Só não é assim com Sarah, que joga com o jovem patrão nos termos deste: não só aceita o papel, que começou por representar em brincadeira e agora lhe é imposto, como passa mesmo a dar ordens e até a falar rispidamente com o criado fingido. Não nos apressemos, todavia, a julgá-la verdadeira senhora por isso. O que explica a naturalidade da moça não é a verdade de quem ela é por dentro, mas por fora; porque Sarah não traz quem é no interior, e sim no que veste. Por isso é senhora enquanto traz o vestido da patroa, mas será criada quando voltar à farda. É tão forte quanto a armadura que traga, e tão frágil quanto a nudez que exiba: despindo-se, torna-se submissa perante James, ficando à mercê deste. Quando ele, finalmente, lhe rasga a farda, ela chora em desespero: quem é ela, se não puder vestir-se?
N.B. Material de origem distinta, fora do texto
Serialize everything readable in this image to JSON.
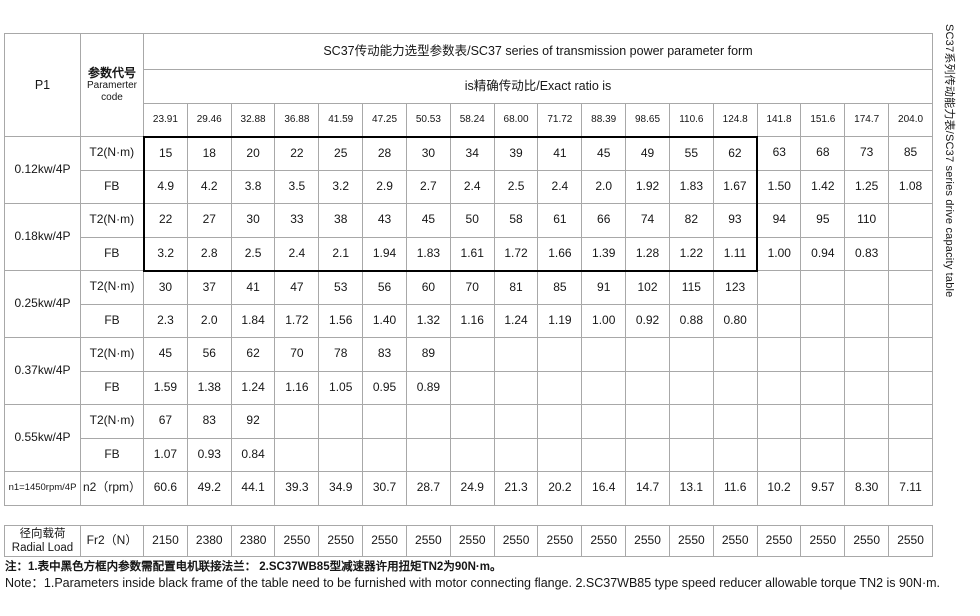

A um tempo, Sarah é menos que os criados, porque se estes são prisioneiros da sua natureza interior, Sarah parece vazia por dentro: o que a faz vem de fora. Mas a outro tempo, ela é mais livre até do que os senhores, porque está sempre aberta a definir-se novamente e de outro modo. Com a mesma desfaçatez e facilidade, tanto pode ser criada como senhora, desde que lhe dêem roupa adequada. Pode, no fim do episódio e apesar das dificuldades em arranjar emprego para que alerta Rose, abandonar a casa, porque não está presa a lugares, nem condenada a ser quem quer que seja. Nada a assusta, porque não tem destino, nem conhece etiquetas ou papéis; sabe todas as falas, e todos os vestidos lhe servem, porque é a actriz por excelência. Tem toda a liberdade que é possível desejar: a de quem não é ninguém no princípio, mas tem vocação para todos os papéis; de quem nada tem por que lutar ou perder-se, e portanto, pode conquistar tudo; de quem nada tem de seguro, e por isso, não conhece correntes.
Sarah é livre durante o dia, porque quando se deita, não é ninguém. Com a sua imaginação de riqueza shakespeareana, pode sonhar todas as personagens, porque quando acordar sem roupa, continuará não sendo nenhuma delas. Pode abrir todos os armários e vestir confiante todas as roupas, porque quando se deitar, nenhuma delas terá deixado marca. Devemos invejar o desprendimento de Sarah? A natureza que nos prende e condena dá-nos segurança na mesma medida. A liberdade que nos obriga a deitar e acordar não sendo ninguém, que nos separa dos nossos sonhos e gestos, exige a coragem de abandonarmos tudo o que não nos satisfaça por mero capricho, e de respondermos como cabe quando nos atribuírem um papel inesperado. Não é verdadeiramente a independência que devemos invejar, mas a coragem de viver a mais terrível e ousada e das liberdades: a que nos permite cumprir todos os sonhos, sem nunca podermos chegar a ser o que sonhamos.